Throughout this period from 1827 Hackworth was studying the use of steam expansively, providing lap on all his slide valves. In 1835 he built a new engine for the Black Boy incline, with a cylinder 40in diam x 30in stroke, using a 'double trunk' principle in which the connecting rod was pivoted at the piston and worked inside a large tubular piston rod. It was in use until 1874. In 1836 he built a 2-2-2 for the Russian government using the same 'double trunk' principle. In 1838 he introduced an improved type of 0-6-0 in which inclined cylinders at the rear drove the front coupled wheels by long connecting rods. One of this type, the Derwent built by Kitching of Darlington in 1845, is preserved at Darlington. However,  three 0-6-0s built by Hackworth in 1838 for the Albion Coal Mining Co in Nova Scotia, reverted to the earlier design with vertical cylinders over the rear wheels. One of these, Samson, is preserved at New Glasgow, Nova Scotia.

 

In 1840 he gave up the S & D contract and concentrated on his own Soho Engineering Works at Shildon where he built locomotives, stationary engines and boilers. His son John became works manager. His last engines for the S & D were two 0-6-0s, similar to Derwent, built in 1842. In 1846 he began an order for twelve 2-2-2s for the London & Brighton Railway to a design by John Gray who, however, made so many alterations to the design that the final delivery time passed before the order could be completed. As a result Gray was dismissed, Hackworth's last locomotive was the 2-2-2 Sanspareil (No 2) to his own design embodying all his experience.
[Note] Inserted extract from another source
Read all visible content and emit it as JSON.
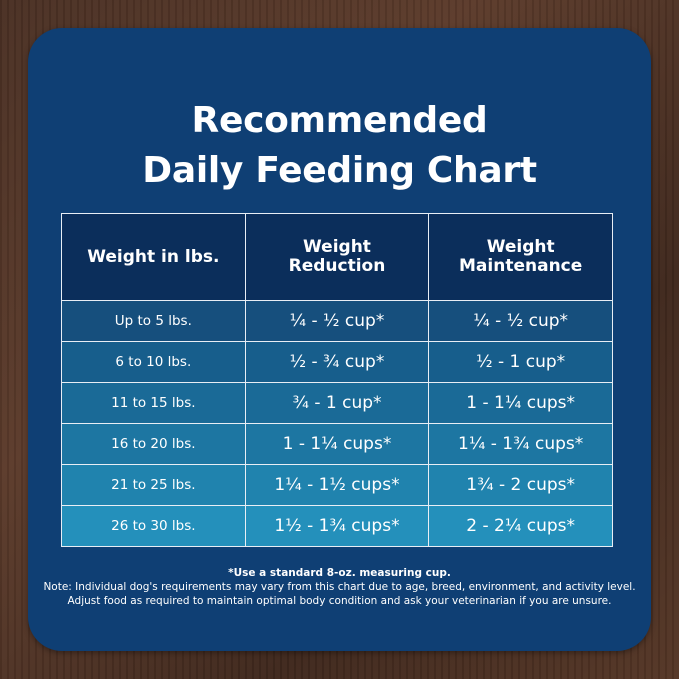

It was purchased by the York, Newcastle & Berwick Railway in 1854, becoming No 135, and gave excellent service, running at speeds up to 75mph with trains heavy for the period. It was broken up in 1881. Marshall considered that Hackworth has an assured place in locomotive history as the first to establish the steam locomotive as a thoroughly reliable machine. Throughout his 25 years at Shildon he took an active interest in the welfare of his employees and their families as Holcroft makes very clear:

 

In the record books of the Stockton & Darlington Railway for May 13th, 1825, the following appointment is recorded "John Dixon reports that he has arranged with Timothy Hackworth to come and settle on the line, particularly to have the superintendence of the permanent and locomotive engines. The preliminary arrangement as regards salary is £150 per annum, the Company to find a house, and pay for his house, rent and fire."

 

"...He entered upon the duties of a locomotive engineer under circumstances of great difficulty and discouragement. Skilled artisans were then few in number and difficult to obtain. Machinery for turning and fitting had not been brought to anything like its present perfection, and the work was consequently of a rude and imperfect kind; while it was also necessary to construct the early locomotives of slender materials. The 'Sans Pareil' was a marvel of mechanism considering the conditions under which it was made" - J.S. Jeans , 1875.

 

There is evidence to support the belief that Timothy Hackworth was the driving force behind the ultimate success of the locomotive and without him the Stockton and Darlington Railway may have faced financial ruin. It was he who had the difficult task of repairing and maintaining the unreliable locomotives of the Railway.

 

Pangborn, when comparing the work of Stephenson and Hackworth in 1830, said ; " ...On the other hand, Timothy Hackworth is original, is actually of himself improving the locomotive in essentials as no other man is doing, and is incomparably in advance of George Stephenson in everything which may be truly said to lay claim to distinction. He has and is stamping a character upon the structure of the locomotive of the very highest importance..."  To the people of Shildon, past and present, Timothy Hackworth will always be "The Father of The Railways".